Giana usciva dall'acqua

Racconto per il concorso "Premio Scheletri", 2016 - edizione 8

Le mie gambe scesero giù da sole. Smise di ridere pure lei e si inginocchiò lentamente, prendendomi il volto tra le mani, lo avvicinò a sé. Le sue mani erano ferme e la bocca tutta nel bacio, scendendo sul collo, e la pancia. Ci provavo a sentire il sapore di quel miele caldo, ma ricordavo quanto male poteva farmi e quanto ne potevo fare io. La tirai su, tutta nuda e fresca, tenendola fra le mie braccia, la mia bocca era rimasta sospesa nell’incavo del suo collo: come desideravo poter assaporare ancora, prima del momento in cui non sarei stato più io. La misi giù delicatamente come una cosa preziosa, non potevo spiegare niente, per come mi tramavano le labbra.
Quel momento non era più per me.
E tale lo sforzo di non azzannare che sprofondai in uno stato breve di assenza.
Non sono mai riuscito a nutrirmi di carne umana. Quello che mi ha frenato è che se lo facessi, vivrei per sempre. Non così. Aspetto di morire, di sapere che morirò, come una liberazione.
Oggi mi ricordo delle cose, tipo che a volte Giana nuotava piano, come se navigasse. Mi ricordo che il suo corpo emergendo brillava di gocciole marine. Mi ricordo appena la sua voce.
Però la riconoscerei subito.
Ma per tanto tempo non sono riuscito a levarmi dalla mente quel pomeriggio.
Stavo uscendo dalla cabina doccia, e mi girai nuovamente verso di lei, le strappai la spugna dalle mani e me la cacciai in bocca, per placare i denti e allo stesso tempo per soffocarmi le lacrime giù per la gola “allora tu sei proprio grullo”, mi passò una mano sulla fronte febbrile. Io di rimando cacciai il volto tra le sue mammelle: incontravo il suo odore, che era di rovo ma anche di fumo e di parole amare. La spinsi per allontanarla e invece le cascai di sopra, con la spugna ora di traverso nella trachea, ogni respiro mi toccava richiamarlo dal fondo del cuore. Lei rideva, mi baciava anche stavolta, “non te ne andare” mi diceva, mentre io io smettevo di respirare quasi del tutto, alla fine stramazzavo su un fianco con gli occhi sgranati. Lei si inginocchiò accanto a me, così nuda sentivo un tepore venire dalle sue coscie dischiuse.

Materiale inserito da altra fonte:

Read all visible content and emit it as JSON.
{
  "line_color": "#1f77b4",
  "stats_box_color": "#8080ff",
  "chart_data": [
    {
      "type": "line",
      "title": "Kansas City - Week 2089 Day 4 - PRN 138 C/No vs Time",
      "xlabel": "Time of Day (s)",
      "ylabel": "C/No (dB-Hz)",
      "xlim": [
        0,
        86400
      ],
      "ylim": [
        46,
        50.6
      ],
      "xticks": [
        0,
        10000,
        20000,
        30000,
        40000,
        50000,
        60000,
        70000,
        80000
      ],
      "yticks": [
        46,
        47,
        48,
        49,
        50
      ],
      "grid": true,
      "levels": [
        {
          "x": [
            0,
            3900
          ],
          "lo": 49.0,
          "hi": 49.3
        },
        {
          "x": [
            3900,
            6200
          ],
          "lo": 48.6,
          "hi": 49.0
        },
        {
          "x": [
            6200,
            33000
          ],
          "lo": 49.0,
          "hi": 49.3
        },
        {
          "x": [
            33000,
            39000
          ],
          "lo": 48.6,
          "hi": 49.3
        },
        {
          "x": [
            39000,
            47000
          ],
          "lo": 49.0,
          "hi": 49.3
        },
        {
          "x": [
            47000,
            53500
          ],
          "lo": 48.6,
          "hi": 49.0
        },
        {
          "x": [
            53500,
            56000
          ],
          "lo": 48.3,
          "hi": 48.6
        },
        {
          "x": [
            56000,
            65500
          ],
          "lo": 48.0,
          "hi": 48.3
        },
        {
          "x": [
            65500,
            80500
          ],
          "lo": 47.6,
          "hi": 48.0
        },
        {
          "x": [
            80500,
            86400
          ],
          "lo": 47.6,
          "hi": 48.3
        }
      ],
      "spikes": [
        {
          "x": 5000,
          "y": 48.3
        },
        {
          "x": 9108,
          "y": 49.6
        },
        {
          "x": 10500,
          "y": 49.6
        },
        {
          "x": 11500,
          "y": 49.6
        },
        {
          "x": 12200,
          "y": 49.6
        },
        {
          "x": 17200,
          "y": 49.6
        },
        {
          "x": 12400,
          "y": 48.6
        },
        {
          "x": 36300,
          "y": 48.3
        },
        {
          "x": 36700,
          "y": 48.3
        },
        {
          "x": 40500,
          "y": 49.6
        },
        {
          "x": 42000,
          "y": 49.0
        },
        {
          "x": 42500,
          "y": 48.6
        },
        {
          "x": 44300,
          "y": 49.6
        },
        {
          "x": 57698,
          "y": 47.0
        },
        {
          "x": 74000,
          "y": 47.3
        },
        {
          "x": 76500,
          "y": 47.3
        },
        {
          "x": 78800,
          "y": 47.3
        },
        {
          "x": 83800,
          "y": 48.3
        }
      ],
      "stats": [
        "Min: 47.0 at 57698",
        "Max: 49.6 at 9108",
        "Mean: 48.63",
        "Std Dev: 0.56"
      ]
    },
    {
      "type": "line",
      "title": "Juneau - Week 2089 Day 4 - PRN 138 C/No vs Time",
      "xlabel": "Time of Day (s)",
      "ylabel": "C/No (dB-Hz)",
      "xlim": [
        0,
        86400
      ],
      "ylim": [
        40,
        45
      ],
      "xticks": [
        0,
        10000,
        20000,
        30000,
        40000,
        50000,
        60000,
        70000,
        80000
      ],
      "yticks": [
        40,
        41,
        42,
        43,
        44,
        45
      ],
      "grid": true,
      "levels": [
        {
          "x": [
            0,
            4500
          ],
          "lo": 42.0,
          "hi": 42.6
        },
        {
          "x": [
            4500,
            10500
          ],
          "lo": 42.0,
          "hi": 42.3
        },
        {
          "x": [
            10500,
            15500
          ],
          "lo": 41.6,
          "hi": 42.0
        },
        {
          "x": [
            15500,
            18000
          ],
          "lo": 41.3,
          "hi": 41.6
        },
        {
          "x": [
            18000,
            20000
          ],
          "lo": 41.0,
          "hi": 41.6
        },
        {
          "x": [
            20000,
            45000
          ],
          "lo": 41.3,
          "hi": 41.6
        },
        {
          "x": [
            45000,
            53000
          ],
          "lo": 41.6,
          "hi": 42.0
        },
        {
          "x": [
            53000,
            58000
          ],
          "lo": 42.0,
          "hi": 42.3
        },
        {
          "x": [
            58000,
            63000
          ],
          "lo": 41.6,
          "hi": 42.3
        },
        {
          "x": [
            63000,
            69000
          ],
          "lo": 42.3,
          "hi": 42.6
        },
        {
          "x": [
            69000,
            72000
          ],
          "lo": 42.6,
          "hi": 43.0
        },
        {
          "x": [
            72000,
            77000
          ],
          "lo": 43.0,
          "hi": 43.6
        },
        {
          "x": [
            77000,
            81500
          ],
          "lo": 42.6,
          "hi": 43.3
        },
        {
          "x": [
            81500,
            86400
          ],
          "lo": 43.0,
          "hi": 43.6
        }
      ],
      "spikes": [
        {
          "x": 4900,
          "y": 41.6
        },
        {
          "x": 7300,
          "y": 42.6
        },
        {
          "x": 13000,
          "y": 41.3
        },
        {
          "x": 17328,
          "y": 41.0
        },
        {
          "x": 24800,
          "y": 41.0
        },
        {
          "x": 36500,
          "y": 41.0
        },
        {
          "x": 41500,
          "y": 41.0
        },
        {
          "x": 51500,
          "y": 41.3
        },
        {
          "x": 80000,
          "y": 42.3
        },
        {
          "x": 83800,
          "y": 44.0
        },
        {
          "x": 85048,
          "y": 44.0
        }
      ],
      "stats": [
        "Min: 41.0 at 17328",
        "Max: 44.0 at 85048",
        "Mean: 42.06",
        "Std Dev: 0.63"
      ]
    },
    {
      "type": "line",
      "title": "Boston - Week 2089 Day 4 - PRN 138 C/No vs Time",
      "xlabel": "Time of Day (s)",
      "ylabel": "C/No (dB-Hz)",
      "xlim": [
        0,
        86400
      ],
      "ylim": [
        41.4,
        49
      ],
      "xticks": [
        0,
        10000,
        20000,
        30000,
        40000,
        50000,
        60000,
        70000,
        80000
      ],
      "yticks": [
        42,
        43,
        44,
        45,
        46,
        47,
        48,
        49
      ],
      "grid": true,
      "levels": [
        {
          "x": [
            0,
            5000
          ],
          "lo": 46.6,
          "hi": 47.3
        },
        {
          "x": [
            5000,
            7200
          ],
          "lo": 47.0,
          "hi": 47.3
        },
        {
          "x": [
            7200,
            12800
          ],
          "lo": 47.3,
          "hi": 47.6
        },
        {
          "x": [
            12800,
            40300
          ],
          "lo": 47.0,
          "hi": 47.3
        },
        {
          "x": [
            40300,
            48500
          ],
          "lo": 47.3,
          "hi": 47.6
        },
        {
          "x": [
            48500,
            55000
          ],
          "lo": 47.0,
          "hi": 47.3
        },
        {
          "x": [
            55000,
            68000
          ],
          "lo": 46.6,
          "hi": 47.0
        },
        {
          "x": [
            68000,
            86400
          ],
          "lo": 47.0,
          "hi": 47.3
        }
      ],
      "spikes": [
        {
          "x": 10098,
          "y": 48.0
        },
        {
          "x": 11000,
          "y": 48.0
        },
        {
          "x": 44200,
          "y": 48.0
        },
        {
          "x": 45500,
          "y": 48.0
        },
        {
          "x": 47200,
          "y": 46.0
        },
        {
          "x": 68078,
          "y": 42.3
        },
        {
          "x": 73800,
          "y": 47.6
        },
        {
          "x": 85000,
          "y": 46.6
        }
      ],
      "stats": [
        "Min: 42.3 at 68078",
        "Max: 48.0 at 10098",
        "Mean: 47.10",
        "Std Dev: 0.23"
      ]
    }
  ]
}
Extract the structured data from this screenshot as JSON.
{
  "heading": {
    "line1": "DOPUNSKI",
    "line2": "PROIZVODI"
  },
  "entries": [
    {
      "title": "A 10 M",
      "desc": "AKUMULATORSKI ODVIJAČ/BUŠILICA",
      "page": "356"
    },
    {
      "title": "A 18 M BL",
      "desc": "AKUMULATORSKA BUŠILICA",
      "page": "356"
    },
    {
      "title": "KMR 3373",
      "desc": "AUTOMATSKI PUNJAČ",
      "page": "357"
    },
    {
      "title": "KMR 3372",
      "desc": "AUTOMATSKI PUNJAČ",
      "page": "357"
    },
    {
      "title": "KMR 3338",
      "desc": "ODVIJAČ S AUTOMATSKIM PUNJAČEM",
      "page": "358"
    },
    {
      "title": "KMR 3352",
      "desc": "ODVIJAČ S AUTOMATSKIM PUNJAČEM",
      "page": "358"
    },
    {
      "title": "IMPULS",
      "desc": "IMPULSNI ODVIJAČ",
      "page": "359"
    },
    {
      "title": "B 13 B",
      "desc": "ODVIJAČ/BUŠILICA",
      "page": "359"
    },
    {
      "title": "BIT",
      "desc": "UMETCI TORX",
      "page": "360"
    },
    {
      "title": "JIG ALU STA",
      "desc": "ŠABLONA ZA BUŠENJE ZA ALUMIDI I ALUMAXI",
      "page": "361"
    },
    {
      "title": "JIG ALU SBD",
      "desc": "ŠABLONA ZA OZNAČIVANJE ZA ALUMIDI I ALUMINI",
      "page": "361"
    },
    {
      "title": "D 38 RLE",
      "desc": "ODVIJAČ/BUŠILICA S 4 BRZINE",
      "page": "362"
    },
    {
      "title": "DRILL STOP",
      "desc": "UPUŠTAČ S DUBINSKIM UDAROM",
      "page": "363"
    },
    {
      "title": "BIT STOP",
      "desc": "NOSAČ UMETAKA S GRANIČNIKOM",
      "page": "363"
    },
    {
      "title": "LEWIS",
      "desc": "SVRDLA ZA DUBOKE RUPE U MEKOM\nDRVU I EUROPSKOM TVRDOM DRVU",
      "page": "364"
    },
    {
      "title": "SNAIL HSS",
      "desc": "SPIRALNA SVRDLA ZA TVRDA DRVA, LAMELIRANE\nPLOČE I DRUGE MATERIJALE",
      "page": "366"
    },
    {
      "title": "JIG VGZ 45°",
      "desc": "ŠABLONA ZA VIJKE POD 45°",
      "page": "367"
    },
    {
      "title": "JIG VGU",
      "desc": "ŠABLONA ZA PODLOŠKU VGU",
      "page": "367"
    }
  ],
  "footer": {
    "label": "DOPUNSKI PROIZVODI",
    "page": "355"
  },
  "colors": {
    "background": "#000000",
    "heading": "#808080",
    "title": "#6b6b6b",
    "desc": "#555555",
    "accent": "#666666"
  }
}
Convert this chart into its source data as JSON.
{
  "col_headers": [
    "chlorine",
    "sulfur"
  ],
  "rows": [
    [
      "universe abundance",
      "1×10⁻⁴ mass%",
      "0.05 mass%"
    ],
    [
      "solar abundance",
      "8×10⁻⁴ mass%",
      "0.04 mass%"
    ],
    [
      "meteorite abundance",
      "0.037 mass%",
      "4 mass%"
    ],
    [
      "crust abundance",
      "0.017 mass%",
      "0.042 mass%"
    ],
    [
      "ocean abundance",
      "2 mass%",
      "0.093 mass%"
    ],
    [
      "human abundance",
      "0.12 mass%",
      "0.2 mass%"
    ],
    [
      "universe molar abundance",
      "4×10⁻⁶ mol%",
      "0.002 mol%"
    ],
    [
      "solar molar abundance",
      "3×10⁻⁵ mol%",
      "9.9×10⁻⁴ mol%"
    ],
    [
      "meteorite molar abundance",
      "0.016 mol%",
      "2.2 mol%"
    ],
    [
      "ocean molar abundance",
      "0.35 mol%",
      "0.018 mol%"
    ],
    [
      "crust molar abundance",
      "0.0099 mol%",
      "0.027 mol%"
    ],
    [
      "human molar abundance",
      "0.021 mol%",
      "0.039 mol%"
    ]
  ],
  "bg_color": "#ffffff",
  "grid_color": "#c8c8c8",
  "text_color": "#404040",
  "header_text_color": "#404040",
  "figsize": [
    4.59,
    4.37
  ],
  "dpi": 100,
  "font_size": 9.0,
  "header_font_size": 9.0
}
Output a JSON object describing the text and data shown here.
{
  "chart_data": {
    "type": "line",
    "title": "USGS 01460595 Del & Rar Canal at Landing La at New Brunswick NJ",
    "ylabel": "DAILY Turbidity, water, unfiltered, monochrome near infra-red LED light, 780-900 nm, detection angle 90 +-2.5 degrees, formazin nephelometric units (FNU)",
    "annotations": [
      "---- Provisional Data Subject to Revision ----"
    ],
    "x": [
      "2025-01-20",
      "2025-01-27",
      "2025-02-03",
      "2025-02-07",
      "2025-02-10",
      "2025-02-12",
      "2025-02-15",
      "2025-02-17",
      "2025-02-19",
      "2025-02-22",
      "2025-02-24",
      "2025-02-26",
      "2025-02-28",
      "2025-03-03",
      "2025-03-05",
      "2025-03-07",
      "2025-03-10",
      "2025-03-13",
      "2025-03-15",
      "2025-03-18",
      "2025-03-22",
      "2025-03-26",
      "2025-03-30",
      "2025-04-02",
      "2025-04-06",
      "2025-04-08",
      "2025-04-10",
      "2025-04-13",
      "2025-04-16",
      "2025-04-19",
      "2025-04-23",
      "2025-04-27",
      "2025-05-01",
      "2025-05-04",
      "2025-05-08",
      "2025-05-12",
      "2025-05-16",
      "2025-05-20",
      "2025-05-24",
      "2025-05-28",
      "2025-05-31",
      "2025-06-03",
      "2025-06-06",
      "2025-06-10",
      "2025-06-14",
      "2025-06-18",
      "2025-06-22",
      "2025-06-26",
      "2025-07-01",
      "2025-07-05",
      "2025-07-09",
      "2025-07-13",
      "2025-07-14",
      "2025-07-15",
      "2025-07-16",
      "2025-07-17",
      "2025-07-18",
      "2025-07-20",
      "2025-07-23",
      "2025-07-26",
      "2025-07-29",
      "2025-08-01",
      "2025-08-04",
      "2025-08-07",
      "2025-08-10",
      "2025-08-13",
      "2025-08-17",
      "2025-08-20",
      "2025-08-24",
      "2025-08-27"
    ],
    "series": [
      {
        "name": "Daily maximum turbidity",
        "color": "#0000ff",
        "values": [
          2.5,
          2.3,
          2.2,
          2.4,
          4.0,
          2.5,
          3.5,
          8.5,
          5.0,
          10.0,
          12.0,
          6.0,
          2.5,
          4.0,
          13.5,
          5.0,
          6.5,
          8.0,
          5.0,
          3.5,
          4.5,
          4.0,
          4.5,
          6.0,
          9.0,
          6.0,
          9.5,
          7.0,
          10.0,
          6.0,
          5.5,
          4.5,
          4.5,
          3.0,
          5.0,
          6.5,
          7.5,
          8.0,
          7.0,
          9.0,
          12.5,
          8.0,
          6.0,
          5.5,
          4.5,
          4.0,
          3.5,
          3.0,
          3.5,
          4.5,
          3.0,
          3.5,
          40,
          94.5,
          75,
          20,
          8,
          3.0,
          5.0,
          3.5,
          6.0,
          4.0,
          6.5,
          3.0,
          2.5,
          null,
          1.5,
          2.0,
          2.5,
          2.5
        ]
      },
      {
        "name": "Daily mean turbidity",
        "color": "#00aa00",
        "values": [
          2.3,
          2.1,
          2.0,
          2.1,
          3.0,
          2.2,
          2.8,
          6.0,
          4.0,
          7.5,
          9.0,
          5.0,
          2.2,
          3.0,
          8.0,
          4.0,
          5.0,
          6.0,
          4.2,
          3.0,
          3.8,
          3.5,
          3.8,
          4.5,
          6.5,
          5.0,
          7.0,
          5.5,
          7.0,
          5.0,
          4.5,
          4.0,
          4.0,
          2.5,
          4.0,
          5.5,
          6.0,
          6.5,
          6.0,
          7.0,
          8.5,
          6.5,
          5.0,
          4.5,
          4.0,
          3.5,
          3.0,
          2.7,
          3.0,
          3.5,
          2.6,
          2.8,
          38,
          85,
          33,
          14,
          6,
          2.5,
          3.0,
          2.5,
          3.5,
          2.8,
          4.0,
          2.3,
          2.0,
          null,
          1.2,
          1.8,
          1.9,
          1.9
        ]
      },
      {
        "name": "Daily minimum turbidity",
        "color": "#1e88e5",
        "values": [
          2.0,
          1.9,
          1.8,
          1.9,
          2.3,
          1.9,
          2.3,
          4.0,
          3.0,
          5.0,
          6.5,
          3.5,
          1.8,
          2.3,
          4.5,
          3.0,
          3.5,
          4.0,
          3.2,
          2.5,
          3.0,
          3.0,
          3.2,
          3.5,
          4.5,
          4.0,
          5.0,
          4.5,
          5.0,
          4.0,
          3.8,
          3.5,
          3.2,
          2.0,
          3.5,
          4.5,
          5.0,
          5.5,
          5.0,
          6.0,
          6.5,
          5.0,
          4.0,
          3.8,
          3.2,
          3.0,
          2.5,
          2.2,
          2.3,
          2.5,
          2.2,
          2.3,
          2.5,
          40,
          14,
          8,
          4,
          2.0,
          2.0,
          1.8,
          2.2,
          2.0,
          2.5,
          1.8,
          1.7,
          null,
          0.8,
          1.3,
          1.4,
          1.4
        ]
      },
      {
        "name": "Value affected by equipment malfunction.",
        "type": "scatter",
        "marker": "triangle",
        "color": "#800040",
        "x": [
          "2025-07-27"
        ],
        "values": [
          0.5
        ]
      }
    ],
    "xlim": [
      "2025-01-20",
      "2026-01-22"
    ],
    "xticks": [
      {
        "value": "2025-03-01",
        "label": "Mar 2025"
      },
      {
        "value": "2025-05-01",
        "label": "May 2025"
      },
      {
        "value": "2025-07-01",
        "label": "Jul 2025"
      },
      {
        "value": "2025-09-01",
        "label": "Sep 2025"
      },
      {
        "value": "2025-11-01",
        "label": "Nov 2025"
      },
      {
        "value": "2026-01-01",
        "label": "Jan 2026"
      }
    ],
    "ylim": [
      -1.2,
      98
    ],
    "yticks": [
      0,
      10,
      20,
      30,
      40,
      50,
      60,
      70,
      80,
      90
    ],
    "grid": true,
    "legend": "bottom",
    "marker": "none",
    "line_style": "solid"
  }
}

Mi sfilò la spugna dai denti, le sue mammelle tentennavano dolcemente, il mio sguardo doveva essere supplichevole perché me ne porse una, come se fosse una panina calda. Mentre mi ci aggrappavo docilmente ormai sfinito sentivo il suo corpo bagnarsi, mi invitava a esplorare le parti più nascoste con le mani e con le labbra. Lei mi baciava di nuovo, piano, dolce , “sto morendo” mi diceva dolce, stanca.
“mangiamimangiami e fammi sparire”, il getto della doccia rimandava schizzi di luce che ballavano nei miei occhi, mi lanciai una mano sulla bocca e la morsi con tutta la forza, piangendo e gemendo, lei sorrise di rimando “scusa ti avevo preso per un altro”, l’incanto era la sua voce mentre si asciugava “scusa mi era sbagliata” ed era già vestita “non lo credevo tu fossi così simile ad un essere umano” ed era sparita.

Serena Imperiale

Ho incominciato a scrivere i racconti da questo inverno, mi è venuta la voglia da quando ho letto Manuale di scrittura emiliana-per non frequentanti, il cui autore scrive un blog, l'unico che seguo e a cui sono molto affezionata. Prima di natale mi sono regalata un breve workshop di scrittura gotica e dell'orrore, ho scritto qualche racconto in cui una persona estremamente razionale (una studiosa, un'antropologa, una psicologa) si trovava di fronte una creatura mostruosa. Invece questa volta ho voluto fare il contrario, raccontare la vicenda dalla parte del personaggio mostruoso e non umano, e devo dire che è stato molto commovente pensarci. Mi riprometto una lettura di Frankenstein.